A 68 ans, il est né le 20 juin 1928, il a conservé intacte sa capacité de tenir l’auditoire en haleine pendant les longs discours qu’il prononce sans notes.
Pour ses partisans, il est «le président» idéal qu’ils voudraient pour la France. Son parti extrêmement personnalisé lui doit l’essentiel de son succès, même si la question de sa succession n’est plus taboue.
Mais l’homme n’a jamais provoqué autant de répulsion chez ses adversaires politiques, dénonçant ouvertement sa démagogie et le racisme qui lui a déjà valu plusieurs condamnations.
A deux reprises, le Parlement européen où il siège depuis 1984 a levé son immunité parlementaire pour qu’il puisse être jugé pour des propos antisémites.
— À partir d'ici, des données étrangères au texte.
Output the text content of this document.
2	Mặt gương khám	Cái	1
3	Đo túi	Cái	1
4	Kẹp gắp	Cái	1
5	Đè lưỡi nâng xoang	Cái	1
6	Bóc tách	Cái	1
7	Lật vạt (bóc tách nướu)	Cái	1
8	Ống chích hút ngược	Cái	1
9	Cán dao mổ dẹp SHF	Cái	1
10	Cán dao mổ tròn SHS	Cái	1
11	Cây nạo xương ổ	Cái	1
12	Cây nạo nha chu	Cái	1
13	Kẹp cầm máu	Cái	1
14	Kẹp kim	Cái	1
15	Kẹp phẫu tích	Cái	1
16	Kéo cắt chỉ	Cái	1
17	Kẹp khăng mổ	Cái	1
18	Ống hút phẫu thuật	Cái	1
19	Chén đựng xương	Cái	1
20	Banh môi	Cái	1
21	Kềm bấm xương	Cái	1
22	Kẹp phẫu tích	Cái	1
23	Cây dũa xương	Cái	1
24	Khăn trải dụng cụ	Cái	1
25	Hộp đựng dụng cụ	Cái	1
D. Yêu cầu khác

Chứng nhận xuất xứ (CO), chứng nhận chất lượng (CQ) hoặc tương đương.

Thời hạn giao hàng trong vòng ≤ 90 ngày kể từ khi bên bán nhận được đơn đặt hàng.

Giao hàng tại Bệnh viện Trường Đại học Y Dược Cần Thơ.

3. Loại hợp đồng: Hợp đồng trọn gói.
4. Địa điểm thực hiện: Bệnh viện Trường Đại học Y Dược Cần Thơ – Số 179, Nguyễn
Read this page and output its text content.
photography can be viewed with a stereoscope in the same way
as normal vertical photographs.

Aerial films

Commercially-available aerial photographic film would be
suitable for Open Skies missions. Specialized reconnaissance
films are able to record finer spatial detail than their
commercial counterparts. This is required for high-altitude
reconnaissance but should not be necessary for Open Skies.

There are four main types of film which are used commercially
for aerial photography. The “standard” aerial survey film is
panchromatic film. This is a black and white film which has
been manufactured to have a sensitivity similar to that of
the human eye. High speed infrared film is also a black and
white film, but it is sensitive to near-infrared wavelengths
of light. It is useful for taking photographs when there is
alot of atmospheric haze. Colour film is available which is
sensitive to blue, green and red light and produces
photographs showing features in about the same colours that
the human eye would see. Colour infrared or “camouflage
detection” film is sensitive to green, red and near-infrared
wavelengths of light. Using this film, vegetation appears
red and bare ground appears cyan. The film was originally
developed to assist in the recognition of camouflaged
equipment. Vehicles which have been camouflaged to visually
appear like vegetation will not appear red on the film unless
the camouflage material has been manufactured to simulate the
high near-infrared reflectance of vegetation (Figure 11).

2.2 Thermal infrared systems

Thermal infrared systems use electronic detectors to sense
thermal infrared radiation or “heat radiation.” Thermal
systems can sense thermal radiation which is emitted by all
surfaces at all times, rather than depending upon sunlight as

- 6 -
Il a notamment été condamné pour avoir déclaré en 1987 que les chambres à gaz constituaient un «point de détail» de l’histoire de la Seconde Guerre mondiale, un jugement confirmé en appel.
Depuis, les dérapages verbaux, sur l’«inégalité entre les races» ou sur un «complot juif» qui tiendrait en «otage» le président gaulliste Jacques Chirac, se succèdent à intervalles réguliers, mais M. Le Pen cherche globalement à recentrer l’image de son parti.
Un para reconverti
Il a troqué son allure d’ancien para des années cinquante, héritée de son engagement dans les guerres d’Indochine et d’Algérie, pour la mise policée d’un notable de la politique, qui se déplace avec chauffeur et garde du corps.
Ses métamorphoses personnelles se confondent en fait avec celles du FN, groupuscule d’extrême-droite fondé en octobre 1972, dont il a fait l’un des principaux partis politiques français, crédité aujourd’hui de 15% des intentions de vote.
Cette réussite le conduit à multiplier les déclarations destinées à asseoir sa respectabilité. C’est ainsi qu’il a pu répéter samedi à Strasbourg (est) que le FN constituait la «grande alternative» aux autres partis, et que les Français ne devaient pas «avoir peur» du FN, affirmant que «le danger ne se trouve pas du côté du Front national, il se trouve en face de lui».
Candidat à trois reprises à l’Elysée, M. Le Pen, après avoir obtenu 0,74% des voix à l’élection présidentielle de 1974, n’avait pas pu se présenter en 1981, faute d’un nombre suffisant de parrainages. Ce n’est qu’à la présidentielle de 1988 qu’il se voyait propulsé à l’avant-scène de la vie politique, avec 14,38% des suffrages.
Au premier tour de l’élection présidentielle de 1995, Jean-Marie Le Pen était parvenu à rassembler 15% des voix.
En 1986, il avait réussi à faire élire à la proportionnelle 35 députés FN à l’Assemblée nationale, d’où la droite nationaliste était absente depuis près de 30 ans. Il avait été lui-même le benjamin de la Chambre des députés en 1956, dans les rangs de la droite populiste.
Jean-Marie Le Pen reste décidé à conserver sa prééminence à la tête du parti, en dépit du prestige croissant de son délégué général Bruno Mégret, qui vient de donner au FN à Vitrolles, par épouse interposée, une quatrième mairie dans le sud-est, après Toulon, Marignane et Orange.
Dimanche, Jean-Marie Le Pen était le seul candidat à sa succession à la présidence du parti. Il ne manifeste aucune intention de prendre sa retraite politique et son entourage estime qu’il sera encore présent à la présidentielle de 2002.
Député européen, président du groupe Front national au conseil régional Provence-Alpes-Côte-d’Azur (sud-est), il n’a pas encore fait connaître ses intentions pour les législatives prévues en mars prochain.
Divorcé en 1985, il s’est remarié en juin 1991. Il est père de trois filles, qui soutiennent son action politique.